João Pedro Matos
Tesouros da Música Portuguesa
A peregrinação de Dulce Pontes
Se a existência neste mundo é a nossa maior peregrinação, o novo disco de Dulce Pontes pode servir de alento nessa caminhada, para quem o ouvir com atenção. Não é necessariamente uma viagem por países longínquos, nem se baseia na obra de Fernão Mendes Pinto, pois esse trabalho já foi feito. Talvez tenha esse nome porque são muitas as voltas que já conheceu o percurso musical de Dulce Pontes, e o seu novo disco, trabalho maior da música portuguesa, vai ainda mais longe. Assumindo-se cada vez mais como cantora do mundo, transpõe fronteiras geográficas e de género musical, enraizando quer na tradição popular, quer na música clássica.
O que não surpreende, depois de ter alcançado a consagração internacional, designadamente pela mão do compositor e maestro Ennio Morricone. Dulce Pontes lança- se agora por caminhos e lugares que vão de Portugal, passando por Espanha até à América Latina. Trata-se de um álbum duplo. Começamos a audição pelo segundo disco, intitulado “Puertos de Abrigo”.

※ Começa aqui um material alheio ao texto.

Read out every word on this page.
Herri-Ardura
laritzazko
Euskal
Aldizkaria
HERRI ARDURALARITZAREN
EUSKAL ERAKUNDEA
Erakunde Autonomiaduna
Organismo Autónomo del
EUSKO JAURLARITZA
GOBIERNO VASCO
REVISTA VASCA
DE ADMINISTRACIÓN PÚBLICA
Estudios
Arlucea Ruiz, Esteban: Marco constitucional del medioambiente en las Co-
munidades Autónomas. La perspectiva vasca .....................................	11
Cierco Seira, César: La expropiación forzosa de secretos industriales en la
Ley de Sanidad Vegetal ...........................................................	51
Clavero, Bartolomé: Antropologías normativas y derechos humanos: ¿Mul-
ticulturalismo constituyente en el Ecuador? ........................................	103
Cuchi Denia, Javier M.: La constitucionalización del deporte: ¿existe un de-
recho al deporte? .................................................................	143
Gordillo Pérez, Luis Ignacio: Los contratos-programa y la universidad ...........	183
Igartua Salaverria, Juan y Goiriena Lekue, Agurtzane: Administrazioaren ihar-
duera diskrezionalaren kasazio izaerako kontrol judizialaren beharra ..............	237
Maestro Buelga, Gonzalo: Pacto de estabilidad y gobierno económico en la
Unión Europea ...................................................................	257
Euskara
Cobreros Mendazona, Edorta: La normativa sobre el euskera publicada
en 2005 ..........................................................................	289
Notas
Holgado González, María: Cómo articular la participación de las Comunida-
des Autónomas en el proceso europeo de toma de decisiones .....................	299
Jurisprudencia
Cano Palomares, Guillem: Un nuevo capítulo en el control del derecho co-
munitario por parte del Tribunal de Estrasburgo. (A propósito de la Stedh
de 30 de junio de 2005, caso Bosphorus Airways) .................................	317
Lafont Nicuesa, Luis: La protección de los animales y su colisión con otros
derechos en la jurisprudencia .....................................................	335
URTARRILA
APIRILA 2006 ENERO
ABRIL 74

Ouve-se o andamento “Astúrias”, retirado da Suite Espanhola de Isaac Albeniz, compositor catalão que foi também músico do mundo, e que deu concertos por toda a Espanha e em diversos países da América do Sul. Virão então a propósito dois temas do mesmo disco, “Maria de Buenos Aires” e “Vamos Niña”, do criador do Novo Tango, Astor Piazzolla. Além do famoso “Volver” de Carlos Gardel, o qual tem como acompanhamento guitarra portuguesa. Apesar desta incursão por terras da Argentina, nunca se afasta do mar, como nos anunciam as faixas “Alfonsina y el Mar” e “Ay Ondas que eu Vin Veer”. Nem tão pouco da música tradicional portuguesa, herança sempre presente.
A abertura do primeiro disco cabe à Orquestra Roma Sinfonietta que, outra vez com guitarra portuguesa, grava ao vivo o andamento lento do Concerto de Aranjues, de Joaquim Rodrigo. Com nítida influência do musicógrafo Filipe Pedrell, esta é a composição mais famosa de toda a música espanhola, aqui contando com o belíssimo poema de Dulce Pontes. Segue-se “O Grito”, talvez o mais pungente fado de Amália Rodrigues.


Segundo Fernando Pessoa, existiria um espírito português criador de mitos, psique que cumpriria o espírito vindouro que seria a época da Fraternidade Universal. Um Quinto Império que se teria revelado através dos descobrimentos, mas que seria essencialmente espiritual. A autêntica identidade nacional tornara-se assim universalista, quando abriu novos mundos à Europa. Talvez não seja por acaso que o álbum conta com dois poemas de Fernando Pessoa, “Cancioneiro” e “Nevoeiro”, este último extraído da obra poética “Mensagem”. Há aqui todo um encantamento em torno do maior mito nacional, o mito do Encoberto, do rei D. Sebastião que há-de numa manhã regressar.
“Nevoeiro” teve honras de ser o tema de apresentação do álbum, contando mesmo com um teledisco. Regressamos a Lisboa e ao fado, com “Alfama” de Alain Oulman e letra de Ary dos Santos: “Alfama cheira a saudade”. Dir-se- -ia que é o regresso a casa depois de todo o caminho percorrido. Puro engano. A viagem termina no Minho, nuns “Bailados do Minho” de ritmo desenfreado, com música de Artur Paredes e letra de Dulce Pontes. Isto depois de ter visitado a Beira Baixa em “Vá de Retro” (composição da autoria da própria Dulce Pontes) e percorrido a planície alentejana em “Grândola”, cantada em tom de oração.
E esta viagem não tem fim, para quem ousar voltar a ouvir o segundo disco, viagem por mundos que se recriam e que transversalmente se influenciam. O interior do álbum tem o desenho de uma vieira, a concha que os romeiros ostentam, mormente os que vão a Santiago de Compostela.
Nesta peregrinação musical, se existe uma justa recompensa, ela não se encontra no lugar a que se chega, mas no caminho repleto de maravilhas. Resta- nos a nós dar graças e louvores por este excelente trabalho.